Calculation of no. of spectral lines for group of similar atoms

[Prabhu1]

Homework Statement

The maximum no of spectral lines for a single atom during it's electron's transition is given by [∆n(∆n+1)]/2 . But I don't seem to arrive at the answer when a group of atoms are present . The question was - What is the maximum number of spectral lines possible for Balmer series when a set of 8 hydrogen atoms are irradiated with light and all are excited to 6th excited state and spectrum is obtained?
2. Homework Equations
[∆n(∆n+1)]/2

The Attempt at a Solution

.[/B]
I am able to calculate the spectral lines for 1 atom which comes out to be 15 . But the answer key says 5 . i am not able to understand how .

 

[mfb]

Is that the exact full problem statement? If yes, I don't understand the given answer.

 

[DrClaude]

Your equation tells you about the total possible spectral lines, but the problem asks about the Balmer series.

Also, be careful about the wording of the problem.. What is the 6th excited state?

 

[Prabhu1]

Your equation tells you about the total possible spectral lines, but the problem asks about the Balmer series.

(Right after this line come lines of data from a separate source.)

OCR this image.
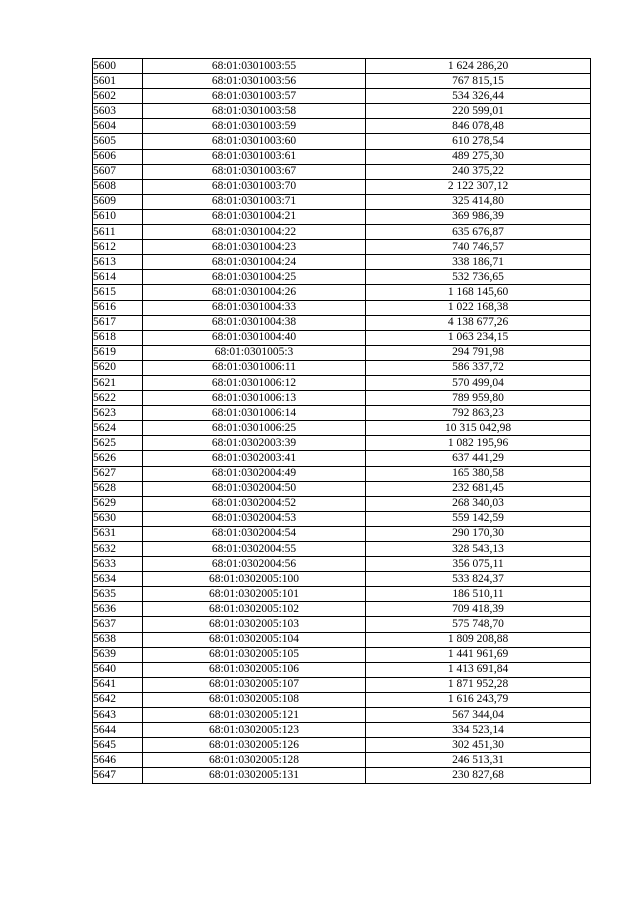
5600	68:01:0301003:55	1 624 286,20
5601	68:01:0301003:56	767 815,15
5602	68:01:0301003:57	534 326,44
5603	68:01:0301003:58	220 599,01
5604	68:01:0301003:59	846 078,48
5605	68:01:0301003:60	610 278,54
5606	68:01:0301003:61	489 275,30
5607	68:01:0301003:67	240 375,22
5608	68:01:0301003:70	2 122 307,12
5609	68:01:0301003:71	325 414,80
5610	68:01:0301004:21	369 986,39
5611	68:01:0301004:22	635 676,87
5612	68:01:0301004:23	740 746,57
5613	68:01:0301004:24	338 186,71
5614	68:01:0301004:25	532 736,65
5615	68:01:0301004:26	1 168 145,60
5616	68:01:0301004:33	1 022 168,38
5617	68:01:0301004:38	4 138 677,26
5618	68:01:0301004:40	1 063 234,15
5619	68:01:0301005:3	294 791,98
5620	68:01:0301006:11	586 337,72
5621	68:01:0301006:12	570 499,04
5622	68:01:0301006:13	789 959,80
5623	68:01:0301006:14	792 863,23
5624	68:01:0301006:25	10 315 042,98
5625	68:01:0302003:39	1 082 195,96
5626	68:01:0302003:41	637 441,29
5627	68:01:0302004:49	165 380,58
5628	68:01:0302004:50	232 681,45
5629	68:01:0302004:52	268 340,03
5630	68:01:0302004:53	559 142,59
5631	68:01:0302004:54	290 170,30
5632	68:01:0302004:55	328 543,13
5633	68:01:0302004:56	356 075,11
5634	68:01:0302005:100	533 824,37
5635	68:01:0302005:101	186 510,11
5636	68:01:0302005:102	709 418,39
5637	68:01:0302005:103	575 748,70
5638	68:01:0302005:104	1 809 208,88
5639	68:01:0302005:105	1 441 961,69
5640	68:01:0302005:106	1 413 691,84
5641	68:01:0302005:107	1 871 952,28
5642	68:01:0302005:108	1 616 243,79
5643	68:01:0302005:121	567 344,04
5644	68:01:0302005:123	334 523,14
5645	68:01:0302005:126	302 451,30
5646	68:01:0302005:128	246 513,31
5647	68:01:0302005:131	230 827,68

Also, be careful about the wording of the problem.. What is the 6th excited state?

The 7th state

 

[DrClaude]

The 7th state

Correct. So how many Balmer series lines do you get?

 

[Prabhu1]

Correct. So how many Balmer series lines do you get?

If we come down from each of the higher states directly like 7 ->2 , 6->2 and so on, we will get 5 lines , but there are still other ways to reach the 2nd state , aren't there?

 

[DrClaude]

but there are still other ways to reach the 2nd state , aren't there?

Like what?

 

[Prabhu1]

Like what?

7 -> 6 ->2 .

 

[DrClaude]

7 -> 6 ->2 .

Wasn't that already taken care of who you wrote

If we come down from each of the higher states directly like 7 ->2 , 6->2 and so on, we will get 5 lines

In other words, where would the 6->2 come from if not from 7->6?

 

[Prabhu1]

Wasn't that already taken care of who you wroteIn other words, where would the 6->2 come from if not from 7->6?

But still , we are getting a new spectral line for transition from 7 ->6 .

 

[Prabhu1]

But still , we are getting a new spectral line for transition from 7 ->6 .

But that wouldn't be included in balmer series , right?

 

[DrClaude]

But still , we are getting a new spectral line for transition from 7 ->6 .

Is that line part of the Balmer series?

 

[DrClaude]

But that wouldn't be included in balmer series , right?

Our messages crossed. Yes, that's the point. You should only count the lines that end on n=2.

 

[Prabhu1]

Our messages crossed. Yes, that's the point. You should only count the lines that end on n=2.

Okay , got you , silly mistake I did there .thank a ton sir . Btw I really liked your way of helping me , you didn't give out the answer straight away . thanks again .

 

[DrClaude]

Okay , got you , silly mistake I did there .thank a ton sir . Btw I really liked your way of helping me , you didn't give out the answer straight away . thanks again .

This is the way we do things here.

 

[gaurav singh]

But aren't there 8 hydrogen atoms, that will make it 8X5=40

 

[mfb]

The atoms are all identical, they have identical spectral lines.